The ring of the satellite phone interrupts Nat’s thoughts, and she breathes a sigh of relief.  She takes a step toward the door, swallowing thick saliva as she looks introspectively for a shot of confidence that doesn’t come from a bottle.

“Here.  I got this one.”  Steve pats Nat’s shoulder and edges out the door before she can stop him.  “Take a break.  Maybe a rest.”

“You wish,” Nat mumbles, turning the faucet on and off again.

Steve’s footsteps retreat down the hall, then Nat hears the beep of the phone’s holographic feature turning on.

“You’re not Tash.”  It’s Rhodey’s voice on the other end of the call.

“Sorry,” Steve tells him.  “Nat can’t come to the phone right now.”

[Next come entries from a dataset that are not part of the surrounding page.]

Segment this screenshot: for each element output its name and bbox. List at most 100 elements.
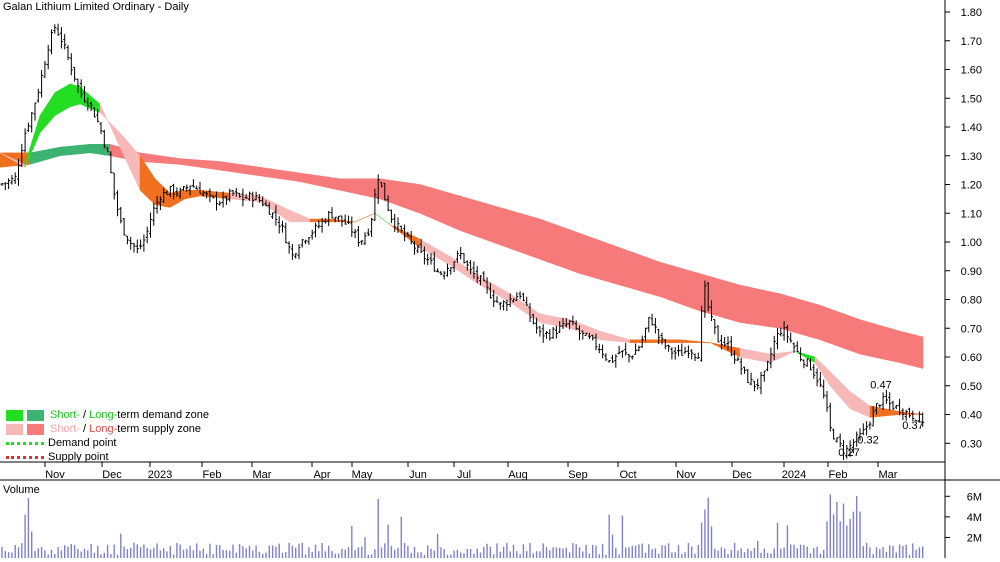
price-tick-label: 0.70 [961,323,982,335]
long-zone-segment [379,178,421,214]
short-zone-segment [259,195,291,223]
short-zone-segment [629,339,651,343]
price-tick-label: 1.40 [961,122,982,134]
long-zone-segment [539,218,581,274]
price-tick-label: 0.90 [961,266,982,278]
price-annotations: 0.270.32 0.47 0.37 [838,380,923,460]
short-zone-segment [99,103,121,148]
short-supply-swatch [6,423,23,435]
supply-point-label: Supply point [48,451,109,463]
volume-tick-label: 4M [967,512,982,524]
price-tick-label: 0.60 [961,352,982,364]
date-tick-label: 2023 [148,469,172,481]
legend-short-word: Short- [50,423,80,435]
long-zone-segment [419,184,461,231]
long-zone-segment [619,247,661,297]
long-zone-segment [699,273,741,323]
long-zone-segment [219,161,261,177]
long-zone-segment [819,304,861,355]
long-zone-segment [739,284,781,329]
date-tick-label: Sep [568,469,588,481]
long-demand-swatch [27,409,44,421]
price-tick-label: 1.10 [961,208,982,220]
legend-supply-zone: Short- / Long-term supply zone [6,422,209,436]
short-zone-segment [309,218,331,223]
legend-sep: / [79,409,90,421]
price-tick-label: 1.20 [961,180,982,192]
short-zone-segment [289,209,311,223]
date-tick-label: Mar [253,469,272,481]
short-zone-segment [139,154,156,206]
date-tick-label: Dec [732,469,752,481]
short-zone-segment [119,132,141,191]
long-zone-segment [59,143,91,157]
date-tick-label: 2024 [782,469,806,481]
date-tick-label: Feb [203,469,222,481]
date-tick-label: Mar [879,469,898,481]
date-tick-label: May [352,469,373,481]
date-axis: Nov Dec 2023 Feb Mar Apr May Jun Jul Aug Sep Oct Nov… [44,462,898,481]
price-tick-label: 1.00 [961,237,982,249]
date-tick-label: Dec [102,469,122,481]
short-zone-segment [679,339,711,343]
price-annotation: 0.47 [870,380,891,392]
legend-long-word: Long- [89,423,118,435]
legend-demand-zone: Short- / Long-term demand zone [6,408,209,422]
short-zone-segment [509,293,541,323]
long-zone-segment [29,146,61,165]
price-bars [0,23,925,460]
price-annotation: 0.32 [857,434,878,446]
long-zone-segment [299,172,341,191]
short-zone-segment [79,86,101,114]
price-tick-label: 1.50 [961,93,982,105]
short-zone-segment [794,351,816,364]
price-axis: 1.80 1.70 1.60 1.50 1.40 1.30 1.20 1.10 1.00 0.90… [945,7,982,450]
legend-demand-point: Demand point [6,436,209,450]
legend-demand-text: term demand zone [117,409,209,421]
long-zone-segment [179,158,221,171]
demand-point-label: Demand point [48,437,117,449]
price-tick-label: 1.30 [961,151,982,163]
long-zone-segment [339,178,381,200]
legend: Short- / Long-term demand zone Short- / … [6,408,209,464]
date-tick-label: Jul [457,469,471,481]
price-tick-label: 1.60 [961,65,982,77]
legend-sep: / [79,423,90,435]
demand-point-swatch [6,441,44,445]
volume-tick-label: 6M [967,491,982,503]
short-zone-segment [769,351,796,364]
short-zone-segment [739,348,771,364]
chart-title: Galan Lithium Limited Ordinary - Daily [3,1,189,13]
volume-axis: 6M 4M 2M [945,491,982,544]
volume-label: Volume [3,484,40,496]
short-zone-segment [39,91,56,134]
short-zone-segment [539,313,571,329]
long-zone-segment [779,293,821,341]
long-zone-segment [89,144,111,157]
date-tick-label: Feb [829,469,848,481]
date-tick-label: Apr [313,469,330,481]
short-zone-segment [169,189,186,208]
short-demand-swatch [6,409,23,421]
price-tick-label: 0.80 [961,295,982,307]
price-tick-label: 0.50 [961,381,982,393]
short-zone-segment [829,370,851,410]
long-zone-segment [859,319,901,364]
volume-tick-label: 2M [967,532,982,544]
short-zone-segment [199,189,231,200]
short-zone-segment [54,83,71,116]
short-zone-segment [374,213,391,225]
legend-supply-text: term supply zone [117,423,202,435]
short-term-zone-band [0,83,924,418]
long-zone-segment [459,195,501,246]
long-zone-segment [579,233,621,286]
long-zone-segment [499,207,541,260]
price-tick-label: 0.30 [961,438,982,450]
long-zone-segment [659,261,701,312]
short-zone-segment [849,391,871,418]
price-annotation: 0.37 [902,420,923,432]
price-annotation: 0.27 [838,447,859,459]
volume-bars [1,494,924,558]
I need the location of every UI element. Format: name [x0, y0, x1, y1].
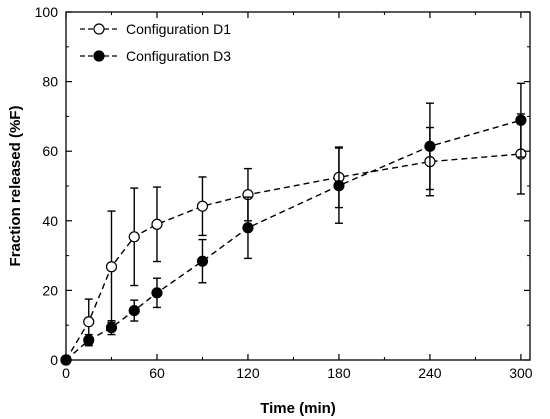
series-line — [65, 153, 521, 361]
data-point — [105, 261, 118, 273]
data-point — [128, 231, 140, 243]
axis-ticks: 0 60 120 180 240 300 0 20 40 60 80 100 — [35, 4, 533, 381]
x-axis-title: Time (min) — [260, 400, 336, 417]
series-layer — [60, 82, 527, 366]
data-point — [128, 304, 140, 317]
data-point — [333, 180, 345, 192]
data-point — [83, 334, 95, 346]
series-0 — [60, 113, 527, 366]
y-tick-label: 20 — [42, 282, 58, 298]
y-tick-label: 100 — [35, 4, 59, 20]
series-line — [65, 119, 522, 361]
data-point — [151, 218, 163, 230]
data-point — [515, 114, 527, 126]
y-axis-title: Fraction released (%F) — [7, 106, 24, 267]
data-point — [105, 322, 118, 334]
legend-marker-d1 — [93, 23, 105, 35]
data-point — [196, 255, 209, 267]
legend: Configuration D1 Configuration D3 — [80, 21, 231, 64]
data-point — [151, 287, 163, 299]
data-point — [83, 316, 95, 328]
x-tick-label: 300 — [509, 365, 533, 381]
data-point — [424, 140, 436, 152]
x-tick-label: 60 — [149, 365, 165, 381]
y-tick-label: 80 — [42, 74, 58, 90]
x-tick-label: 180 — [327, 365, 351, 381]
x-tick-label: 120 — [236, 365, 260, 381]
x-tick-label: 0 — [62, 365, 70, 381]
legend-label-d3: Configuration D3 — [126, 48, 231, 64]
legend-label-d1: Configuration D1 — [126, 21, 231, 37]
y-tick-label: 0 — [50, 352, 58, 368]
data-point — [242, 222, 254, 234]
y-tick-label: 60 — [42, 143, 58, 159]
series-1 — [60, 82, 527, 366]
data-point — [196, 200, 209, 212]
x-tick-label: 240 — [418, 365, 442, 381]
legend-marker-d3 — [93, 50, 105, 62]
y-tick-label: 40 — [42, 213, 58, 229]
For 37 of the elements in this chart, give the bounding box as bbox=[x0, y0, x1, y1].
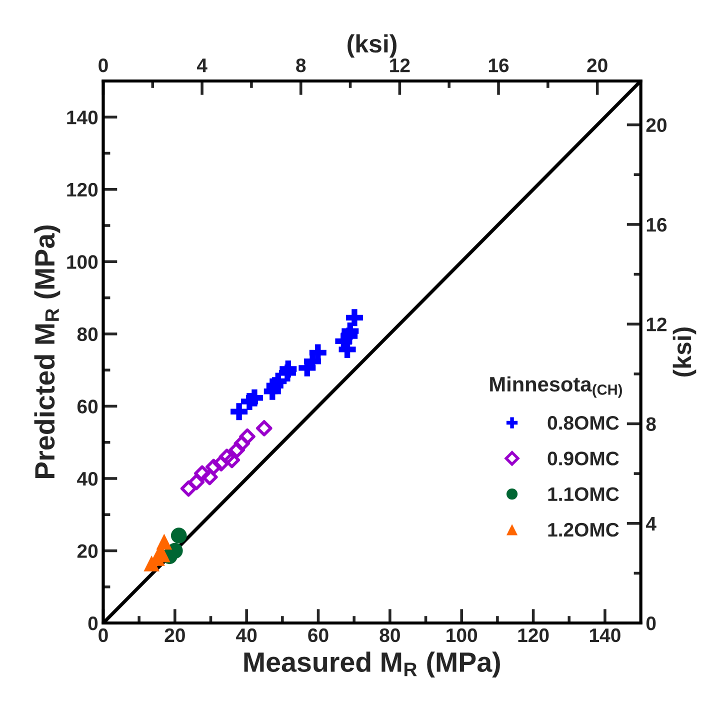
legend-title: Minnesota$_{(CH)}$ bbox=[490, 376, 622, 398]
y-tick-label: 40 bbox=[77, 472, 98, 486]
x2-tick-label: 12 bbox=[390, 58, 410, 72]
y2-tick-label: 4 bbox=[646, 517, 656, 530]
y-tick-label: 100 bbox=[67, 255, 98, 269]
x2-tick-label: 0 bbox=[98, 58, 108, 72]
legend-label: 1.1OMC bbox=[548, 487, 619, 502]
y-axis-title: Predicted M$_{R}$ (MPa) bbox=[34, 225, 60, 478]
x-tick-label: 40 bbox=[236, 628, 257, 642]
y-tick-label: 120 bbox=[67, 182, 98, 197]
x-tick-label: 20 bbox=[164, 628, 185, 642]
y2-tick-label: 12 bbox=[646, 318, 667, 332]
y-tick-label: 140 bbox=[67, 110, 98, 124]
x2-tick-label: 8 bbox=[296, 58, 306, 72]
x-tick-label: 140 bbox=[590, 628, 620, 642]
x-axis-title: Measured M$_{R}$ (MPa) bbox=[244, 652, 500, 678]
y2-axis-title: (ksi) bbox=[672, 328, 696, 376]
legend-label: 0.9OMC bbox=[548, 452, 619, 466]
y-tick-label: 80 bbox=[77, 327, 98, 342]
x-tick-label: 80 bbox=[380, 628, 400, 642]
x-tick-label: 0 bbox=[98, 628, 108, 642]
y2-tick-label: 20 bbox=[646, 118, 666, 132]
y2-tick-label: 8 bbox=[646, 417, 656, 431]
x2-axis-title: (ksi) bbox=[348, 34, 396, 58]
y-tick-label: 60 bbox=[77, 400, 98, 414]
y2-tick-label: 0 bbox=[646, 616, 656, 630]
y2-tick-label: 16 bbox=[646, 218, 667, 232]
x2-tick-label: 4 bbox=[196, 58, 208, 72]
y-tick-label: 0 bbox=[88, 616, 98, 630]
x2-tick-label: 20 bbox=[587, 58, 608, 72]
x-tick-label: 60 bbox=[308, 628, 328, 642]
x2-tick-label: 16 bbox=[488, 58, 509, 72]
x-tick-label: 100 bbox=[446, 628, 478, 642]
y-tick-label: 20 bbox=[77, 544, 98, 558]
legend-label: 1.2OMC bbox=[548, 522, 619, 537]
legend-label: 0.8OMC bbox=[548, 416, 619, 430]
x-tick-label: 120 bbox=[518, 628, 549, 642]
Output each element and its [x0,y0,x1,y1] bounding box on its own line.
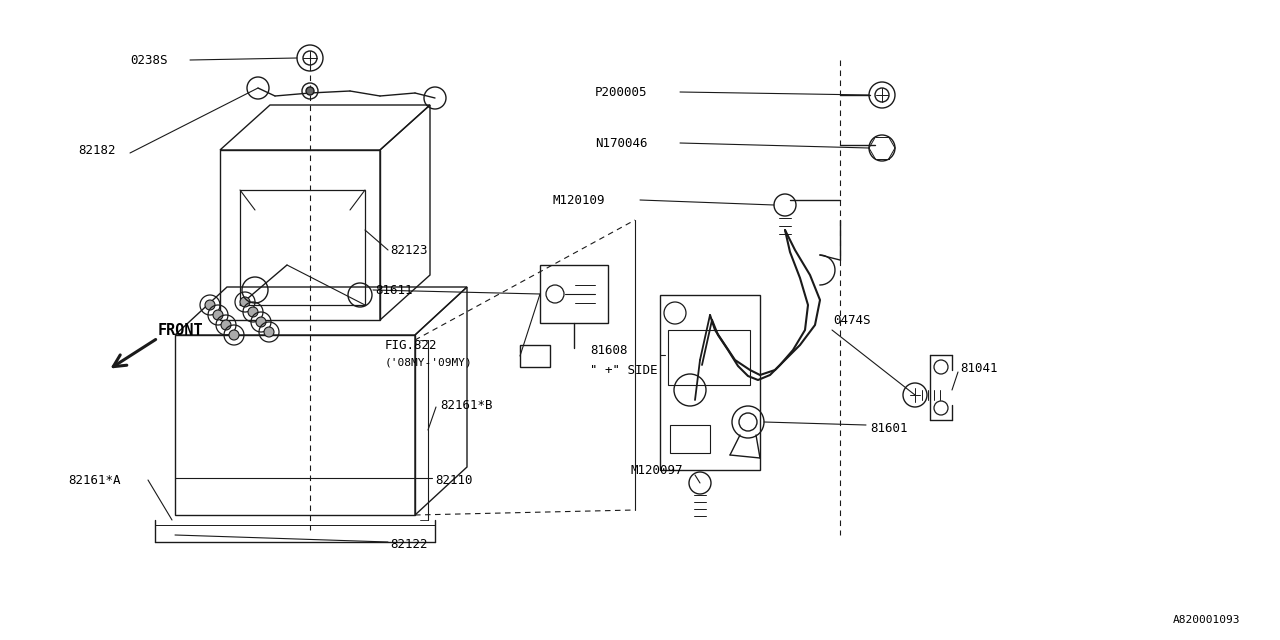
Text: 82122: 82122 [390,538,428,552]
Circle shape [205,300,215,310]
Text: 81041: 81041 [960,362,997,374]
Circle shape [221,320,230,330]
Text: " +" SIDE: " +" SIDE [590,364,658,376]
Text: ('08MY-'09MY): ('08MY-'09MY) [385,357,472,367]
Circle shape [241,297,250,307]
Text: 82110: 82110 [435,474,472,486]
Text: FIG.822: FIG.822 [385,339,438,351]
Bar [540,265,608,323]
Circle shape [264,327,274,337]
Text: 81611: 81611 [375,284,412,296]
Text: P200005: P200005 [595,86,648,99]
Bar [660,295,760,470]
Text: 82161*B: 82161*B [440,399,493,412]
Circle shape [306,87,314,95]
Text: M120109: M120109 [552,193,604,207]
Circle shape [256,317,266,327]
Text: 82123: 82123 [390,243,428,257]
Text: 81608: 81608 [590,344,627,356]
Text: 81601: 81601 [870,422,908,435]
Bar [669,425,710,453]
Text: M120097: M120097 [630,463,682,477]
Bar [668,330,750,385]
Text: N170046: N170046 [595,136,648,150]
Circle shape [248,307,259,317]
Text: 0238S: 0238S [131,54,168,67]
Circle shape [229,330,239,340]
Bar [520,345,550,367]
Text: 82182: 82182 [78,143,115,157]
Text: 0474S: 0474S [833,314,870,326]
Circle shape [212,310,223,320]
Text: 82161*A: 82161*A [68,474,120,486]
Text: A820001093: A820001093 [1172,615,1240,625]
Text: FRONT: FRONT [157,323,204,337]
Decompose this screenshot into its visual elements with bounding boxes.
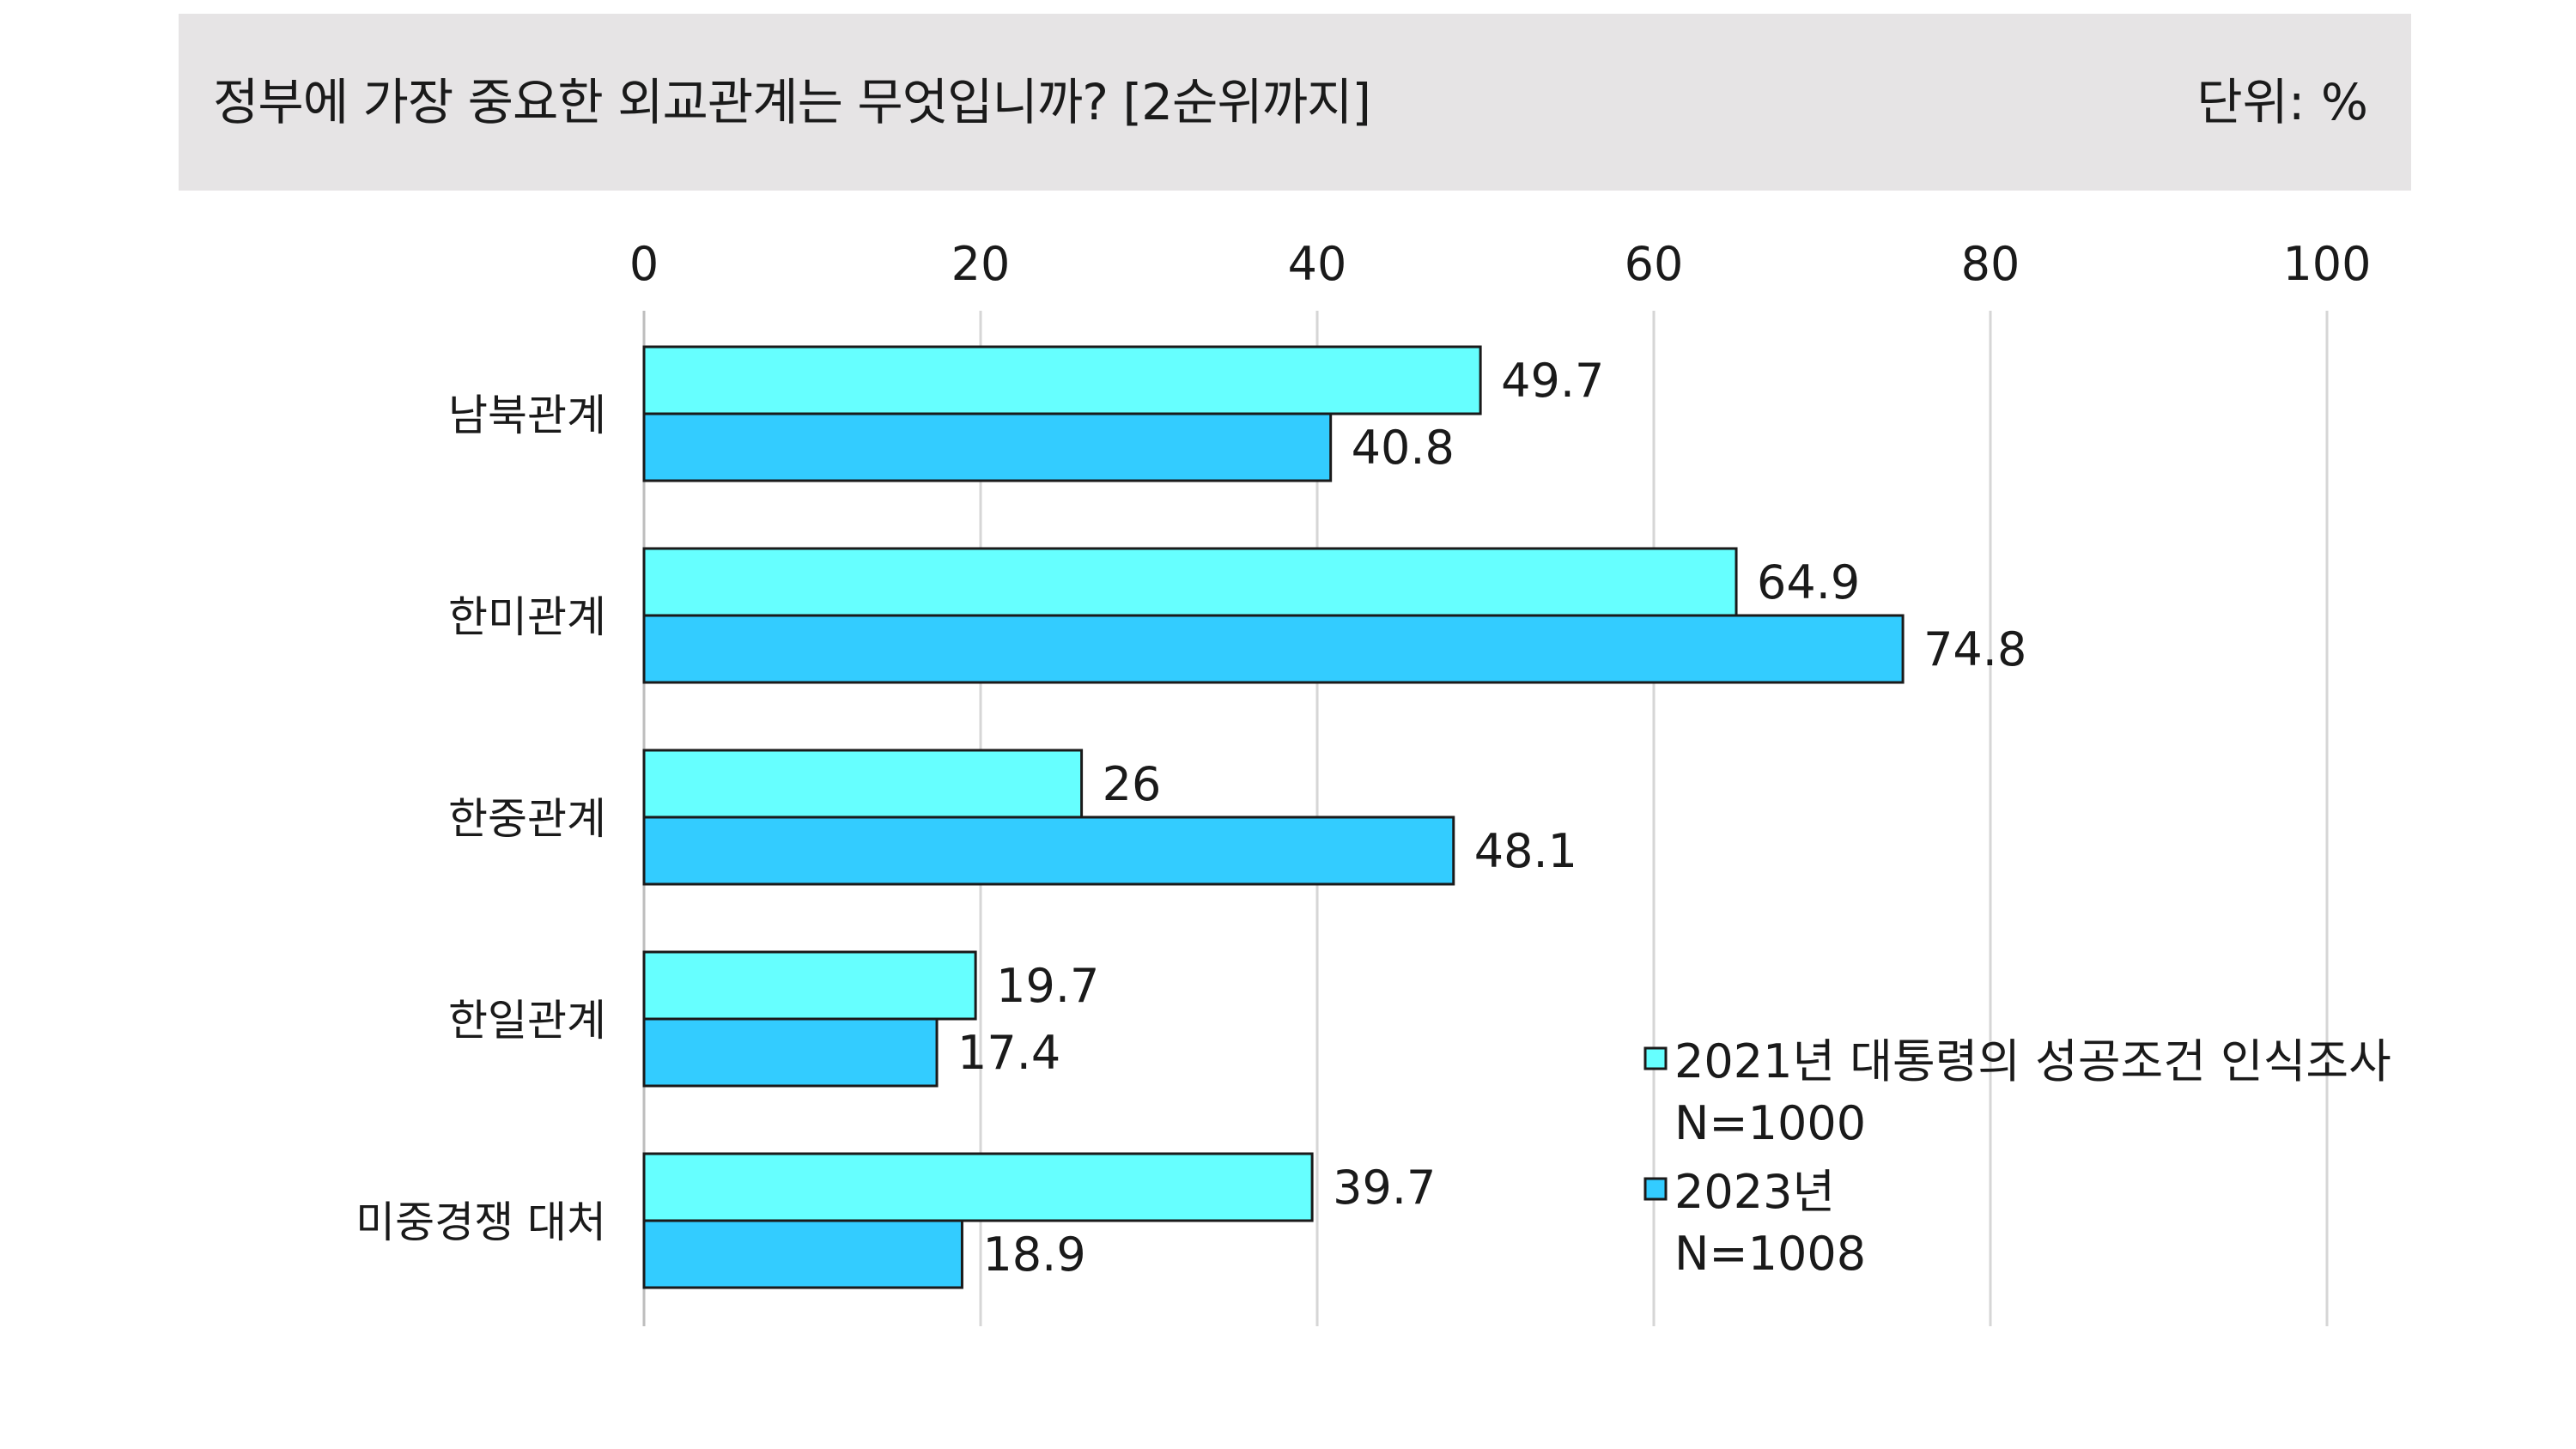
bar-2021: [642, 950, 977, 1021]
x-tick-label: 100: [2282, 237, 2371, 291]
bar-2023: [642, 1219, 963, 1289]
bars: 49.7 40.8 64.9 74.8 26 48.1 19.7 17.4 39.7 18.9: [642, 345, 2026, 1289]
data-label: 49.7: [1501, 354, 1604, 408]
bar-2021: [642, 547, 1738, 617]
x-tick-label: 20: [951, 237, 1011, 291]
category-label: 한미관계: [448, 592, 606, 642]
data-label: 19.7: [996, 959, 1099, 1013]
category-label: 남북관계: [448, 391, 606, 440]
x-tick-label: 80: [1961, 237, 2020, 291]
chart-title: 정부에 가장 중요한 외교관계는 무엇입니까? [2순위까지]: [213, 73, 1371, 131]
bar-2023: [642, 815, 1455, 886]
data-label: 64.9: [1757, 555, 1860, 609]
legend-swatch: [1643, 1177, 1668, 1201]
legend-swatch: [1643, 1046, 1668, 1070]
chart-header: 정부에 가장 중요한 외교관계는 무엇입니까? [2순위까지] 단위: %: [179, 14, 2411, 191]
x-tick-label: 60: [1625, 237, 1684, 291]
data-label: 48.1: [1474, 824, 1577, 878]
category-label: 한일관계: [448, 996, 606, 1046]
x-axis-ticks: 0 20 40 60 80 100: [629, 237, 2372, 291]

“Ok, I’ll just save the world on my own, I guess.”  She can practically hear the man’s sarcastic shrug.  “There’s a threat over west Asia.”

“Can you handle it?” Steve asks.  “I’m needed on this side of the globe.”

“I, uh, I guess…”

“Good.  Thanks, Rhodey.”

“Cool deal, boss.”

The call cuts out, and heavy footfalls meander through the tiny kitchen and back up the hallway before dying out into a damp scrape as Steve cleans the disgusting handprint from the wall.

Nat decides she can’t take it anymore.  “Hey.”  She balls her hands into fists by her sides.  “You don’t have to do that.”

“Yeah, I do,” Steve says.  “Maybe it’s the only thing I can do.”  He gives her a hard look.

Nat’s eyes burn, and she reluctantly looks away first. “Fine,” she murmurs.  “Thank you.”

“You’re welcome, Nat.  You’re always welcome.”